La politique est en panne car la démocratie est en crise. Les États sont pris dans les filets des marchés financiers mondiaux. Ils sont tous atteints par des formes variées de corruption et de généralisation du mensonge officiel, générant des rages populaires qui peuvent être aussi violentes qu’impuissantes. De Trump au Front national en passant par le Brexit ou le mouvement Cinq étoiles, ce qu’on appelle populisme exprime les effets de cette impasse démocratique sur l’absence de futur commun.

L’émergence d’une expertise populaire

Le rejet général des partis n’est pas un effet de mode. Les partis ont été les outils politiques majeurs du 20ème siècle dans la représentation des intérêts sociaux ou des courant idéologiques. L’État les a absorbés comme le mort saisi le vif. Podemos en Espagne, Jean-Luc Mélenchon ou Emmanuel Macron en France affichent, chacun à sa façon, une prétention à les dépasser. Aucun n’y est pour l’instant parvenu. Dans ces conditions, la nécessaire réforme institutionnelle n’est qu’une réponse très partielle si elle est une affaire de techniciens.

Une nouvelle figure démocratique s’exprime aujourd’hui dans les formes mêmes des mobilisations. Les occupations de places, de la place Tahrir du Caire au parc Zuccotti à New York – avec Occupy Wall Street – en passant par Athènes, Tunis, Barcelone, Tel Aviv, Paris ou Madrid, ne sont pas de simples manifestations mais toujours d’immenses forums. Ces forums manifestent de manière spontanée l’exigence massive d’une expertise populaire et la volonté de construire sans intermédiaire un nouveau récit collectif.

Passer du ressentiment à la puissance

Le travail socialisé de la révolution numérique constitue un peuple socialement et politiquement plus diversifié, plus créatif et plus compétent que jamais dans l’histoire.
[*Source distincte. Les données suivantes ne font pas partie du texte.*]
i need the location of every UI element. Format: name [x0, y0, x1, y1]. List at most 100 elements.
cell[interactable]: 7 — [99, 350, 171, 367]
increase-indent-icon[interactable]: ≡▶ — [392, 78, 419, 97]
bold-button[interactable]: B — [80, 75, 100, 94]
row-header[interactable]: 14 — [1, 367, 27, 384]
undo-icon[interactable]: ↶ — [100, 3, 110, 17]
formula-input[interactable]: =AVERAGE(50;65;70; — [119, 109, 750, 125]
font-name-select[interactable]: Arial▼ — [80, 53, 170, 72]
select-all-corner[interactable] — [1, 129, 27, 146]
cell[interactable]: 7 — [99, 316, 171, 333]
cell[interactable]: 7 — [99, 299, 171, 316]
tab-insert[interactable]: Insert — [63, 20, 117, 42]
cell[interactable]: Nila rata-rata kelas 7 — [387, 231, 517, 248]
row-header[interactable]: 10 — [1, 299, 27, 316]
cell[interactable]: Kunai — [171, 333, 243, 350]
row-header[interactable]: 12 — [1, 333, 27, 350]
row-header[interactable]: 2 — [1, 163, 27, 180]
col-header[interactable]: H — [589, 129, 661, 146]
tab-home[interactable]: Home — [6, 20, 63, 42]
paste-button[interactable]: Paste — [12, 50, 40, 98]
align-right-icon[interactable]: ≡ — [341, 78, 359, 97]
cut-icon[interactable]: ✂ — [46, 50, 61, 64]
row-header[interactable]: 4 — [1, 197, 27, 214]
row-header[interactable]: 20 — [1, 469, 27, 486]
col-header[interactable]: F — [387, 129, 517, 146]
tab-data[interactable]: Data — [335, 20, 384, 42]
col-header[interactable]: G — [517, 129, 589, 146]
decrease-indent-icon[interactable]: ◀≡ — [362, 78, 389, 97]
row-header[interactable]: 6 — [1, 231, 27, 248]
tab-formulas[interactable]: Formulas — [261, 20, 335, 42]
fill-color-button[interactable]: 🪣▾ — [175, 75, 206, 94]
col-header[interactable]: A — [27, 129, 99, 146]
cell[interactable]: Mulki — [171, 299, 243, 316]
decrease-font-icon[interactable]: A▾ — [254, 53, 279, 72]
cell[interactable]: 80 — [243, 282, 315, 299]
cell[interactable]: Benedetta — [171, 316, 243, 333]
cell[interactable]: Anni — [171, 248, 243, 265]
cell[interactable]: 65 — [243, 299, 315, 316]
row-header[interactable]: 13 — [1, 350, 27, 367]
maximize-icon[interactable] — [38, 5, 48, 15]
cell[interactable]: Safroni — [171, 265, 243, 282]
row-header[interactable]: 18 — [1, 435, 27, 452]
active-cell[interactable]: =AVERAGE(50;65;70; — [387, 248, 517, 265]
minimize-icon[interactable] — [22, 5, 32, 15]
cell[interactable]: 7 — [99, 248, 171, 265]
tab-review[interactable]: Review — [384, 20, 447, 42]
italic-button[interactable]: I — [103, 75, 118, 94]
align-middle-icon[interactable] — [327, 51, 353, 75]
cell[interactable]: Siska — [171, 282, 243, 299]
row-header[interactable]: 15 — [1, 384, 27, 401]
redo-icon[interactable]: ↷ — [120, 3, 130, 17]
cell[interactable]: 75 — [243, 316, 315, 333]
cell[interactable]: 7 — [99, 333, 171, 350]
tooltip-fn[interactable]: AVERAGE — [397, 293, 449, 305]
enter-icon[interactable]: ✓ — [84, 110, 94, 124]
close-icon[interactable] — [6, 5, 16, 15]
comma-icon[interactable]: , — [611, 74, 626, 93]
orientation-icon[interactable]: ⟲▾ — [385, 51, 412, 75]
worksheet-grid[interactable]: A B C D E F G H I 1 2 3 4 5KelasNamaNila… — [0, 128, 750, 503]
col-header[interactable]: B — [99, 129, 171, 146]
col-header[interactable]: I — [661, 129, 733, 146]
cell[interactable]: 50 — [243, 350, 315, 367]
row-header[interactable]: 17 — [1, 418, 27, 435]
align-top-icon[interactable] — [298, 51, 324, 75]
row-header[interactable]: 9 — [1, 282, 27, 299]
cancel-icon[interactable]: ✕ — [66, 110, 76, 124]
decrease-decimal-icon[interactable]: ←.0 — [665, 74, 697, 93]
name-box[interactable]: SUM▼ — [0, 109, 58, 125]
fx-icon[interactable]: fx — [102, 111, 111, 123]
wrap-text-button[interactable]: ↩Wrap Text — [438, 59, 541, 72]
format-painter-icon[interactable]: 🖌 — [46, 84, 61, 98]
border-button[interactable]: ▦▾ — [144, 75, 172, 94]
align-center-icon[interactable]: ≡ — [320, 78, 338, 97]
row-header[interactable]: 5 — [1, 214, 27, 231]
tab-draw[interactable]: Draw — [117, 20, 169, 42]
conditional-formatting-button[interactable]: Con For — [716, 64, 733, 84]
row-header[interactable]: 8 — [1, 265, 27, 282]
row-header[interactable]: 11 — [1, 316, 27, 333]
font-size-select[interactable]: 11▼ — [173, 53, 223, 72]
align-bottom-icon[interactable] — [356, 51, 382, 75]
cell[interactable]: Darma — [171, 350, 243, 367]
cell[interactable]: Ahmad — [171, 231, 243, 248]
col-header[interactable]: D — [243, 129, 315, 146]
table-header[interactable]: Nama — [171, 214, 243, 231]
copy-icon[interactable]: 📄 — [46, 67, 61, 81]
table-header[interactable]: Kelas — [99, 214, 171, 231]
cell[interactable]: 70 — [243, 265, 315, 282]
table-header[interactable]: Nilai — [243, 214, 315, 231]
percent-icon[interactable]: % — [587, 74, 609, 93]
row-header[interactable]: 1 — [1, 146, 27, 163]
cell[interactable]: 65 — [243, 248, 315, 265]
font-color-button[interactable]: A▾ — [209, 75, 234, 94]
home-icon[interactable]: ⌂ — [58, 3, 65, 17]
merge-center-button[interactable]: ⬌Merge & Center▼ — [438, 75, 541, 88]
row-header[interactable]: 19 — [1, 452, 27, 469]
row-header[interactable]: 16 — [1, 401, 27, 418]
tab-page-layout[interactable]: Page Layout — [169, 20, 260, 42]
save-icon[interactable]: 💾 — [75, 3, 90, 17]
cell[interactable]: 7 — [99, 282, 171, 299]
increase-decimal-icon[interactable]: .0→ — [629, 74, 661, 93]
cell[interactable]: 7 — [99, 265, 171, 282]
Ce peuple fait quotidiennement l’expérience de la corruption du débat public et de l’incompétence des pouvoirs. Comment passer du ressentiment à la puissance ? Comment donner confiance et armer cette expertise populaire sans se contenter d’en chercher une « traduction politique » partisane à l’ancienne ? Tel est l’enjeu politique majeur de l’époque.

La gauche du futur, j’espère pouvoir la voir. Elle couve probablement dans toutes ces mobilisations collectives qui, sans la moindre reconnaissance ni visibilité médiatique, travaillent à chercher des possibles à l’échelle où sont les gens qui les animent. Elle se prépare dans le rêve d’une humanité réconciliée avec toutes ses diversités. Elle ne s’imposera qu’en portant l’idée que l’avenir de l’humanité ne peut laisser personne sur le bord du chemin. Et que c’est possible. Il lui manque sans doute encore la confiance.